I immensely enjoyed this reading (Ok, I admit I read it in my free time)-- it was completely fascinating to explore the medical and psychiatrical implications of tacit knowledge. Here we have a story ("The Last Hippie") that directly demonstrates what can happen to a person when, for physiological reasons, they can no longer tacitly learn: amnesia, personality changes, a total reliance on outside stimuli. The second story, "A Surgeon's Life," tells of a man for whom the blockade between the unconcious and physical reaction has a few leaks-- this is what I believe to be a reasonable interpretation of Turretts, even though it might seem Freudian to some degree.

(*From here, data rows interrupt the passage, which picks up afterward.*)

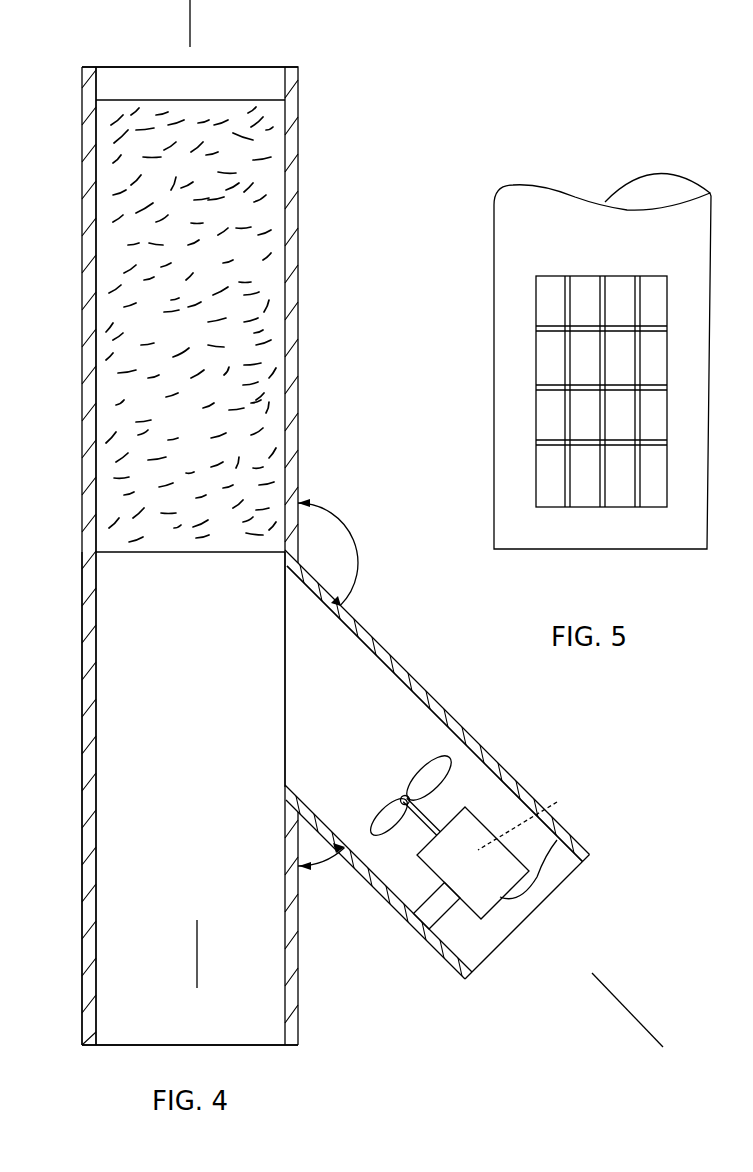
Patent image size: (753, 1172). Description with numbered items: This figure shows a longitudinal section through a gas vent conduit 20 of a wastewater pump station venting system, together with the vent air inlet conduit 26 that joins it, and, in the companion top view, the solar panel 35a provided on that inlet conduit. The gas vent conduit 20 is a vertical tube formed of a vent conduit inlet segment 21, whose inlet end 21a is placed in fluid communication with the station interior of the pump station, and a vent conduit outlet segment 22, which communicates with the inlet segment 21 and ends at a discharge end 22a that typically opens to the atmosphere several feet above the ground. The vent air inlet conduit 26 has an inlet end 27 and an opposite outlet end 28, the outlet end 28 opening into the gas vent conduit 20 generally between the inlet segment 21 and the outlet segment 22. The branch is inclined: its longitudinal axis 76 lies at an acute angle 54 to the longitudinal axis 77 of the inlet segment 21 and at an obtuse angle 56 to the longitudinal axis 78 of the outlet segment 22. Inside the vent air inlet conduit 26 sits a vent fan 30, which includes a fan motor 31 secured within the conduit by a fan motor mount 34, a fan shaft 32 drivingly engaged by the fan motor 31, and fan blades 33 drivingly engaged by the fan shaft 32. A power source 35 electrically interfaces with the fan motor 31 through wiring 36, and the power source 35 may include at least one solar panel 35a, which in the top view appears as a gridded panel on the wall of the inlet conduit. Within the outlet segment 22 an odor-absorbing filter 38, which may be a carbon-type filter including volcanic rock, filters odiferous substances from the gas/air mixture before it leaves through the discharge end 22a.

In FIG. 4, the gas vent conduit 20 is at (305, 371).
In FIG. 4, the vent conduit inlet segment 21 is at (82, 885).
In FIG. 4, the inlet end 21a is at (274, 1048).
In FIG. 4, the vent conduit outlet segment 22 is at (82, 325).
In FIG. 4, the discharge end 22a is at (248, 66).
In FIG. 4, the vent air inlet conduit 26 is at (425, 675).
In FIG. 5, the vent air inlet conduit 26 is at (494, 383).
In FIG. 4, the inlet end 27 is at (570, 880).
In FIG. 4, the outlet end 28 is at (285, 640).
In FIG. 4, the vent fan 30 is at (480, 800).
In FIG. 4, the fan motor 31 is at (533, 820).
In FIG. 4, the fan shaft 32 is at (440, 828).
In FIG. 4, the fan blades 33 is at (425, 762).
In FIG. 4, the fan motor mount 34 is at (440, 925).
In FIG. 4, the power source 35 is at (540, 786).
In FIG. 5, the power source 35 is at (547, 472).
In FIG. 4, the solar panel 35a is at (468, 740).
In FIG. 4, the wiring 36 is at (541, 890).
In FIG. 4, the odor-absorbing filter 38 is at (200, 528).
In FIG. 4, the acute angle 54 is at (330, 870).
In FIG. 4, the obtuse angle 56 is at (360, 548).
In FIG. 4, the longitudinal axis 76 is at (632, 1010).
In FIG. 4, the longitudinal axis 77 is at (197, 950).
In FIG. 4, the longitudinal axis 78 is at (188, 18).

What drew me into the essays was the title of the book: "An Anthropologist on Mars." It comes from a classic metaphor to describe the experience of being autistic; an autistic person feels like an anthropologist on Mars. I constantly try and wrap my head around the comparison. The said anthropologist would have nothing to study on Mars because there are no people there, and this is why he (please excuse my use of "he" rather than "she", I try to avoid "he or she" or "they" as much as possible and I always imagined the anthropologist as being a "he" anyway, because I think the quote came from a man) cannot function properly... Maybe there are Martians that are so different from Humans that the anthropologist can't even communicate with them. Maybe in studying martians, the a.p. can't apply his immense knowledge of People and is totally lost. Maybe there are no Martians on Mars and the a.p. has no purpose being there either way.

I can sometimes relate to the feeling of being that anthropologist. Maybe I am not an anthropologist, but a martianologist who's come to Earth to study People. I might know all about Mars, but how can that help me on Earth?

/long, wandering post

Anyway, for my research, I've abandoned my complete uptightness on procedure and method and have decided to try and disprove my hypothesis by whatever means necessary. My hypothesis is that common phrases are complete, recognizable units in our tacit knowledge, and removal of these units from a text (by scrambling or deleting punctuation) will increase the time it takes to read the text aloud.

However, what happens when a thoroughly non-tacit reader (like Microsoft Reader) reads my text? What should my experimental times really look like, all tacit human knowledge/bias eliminated?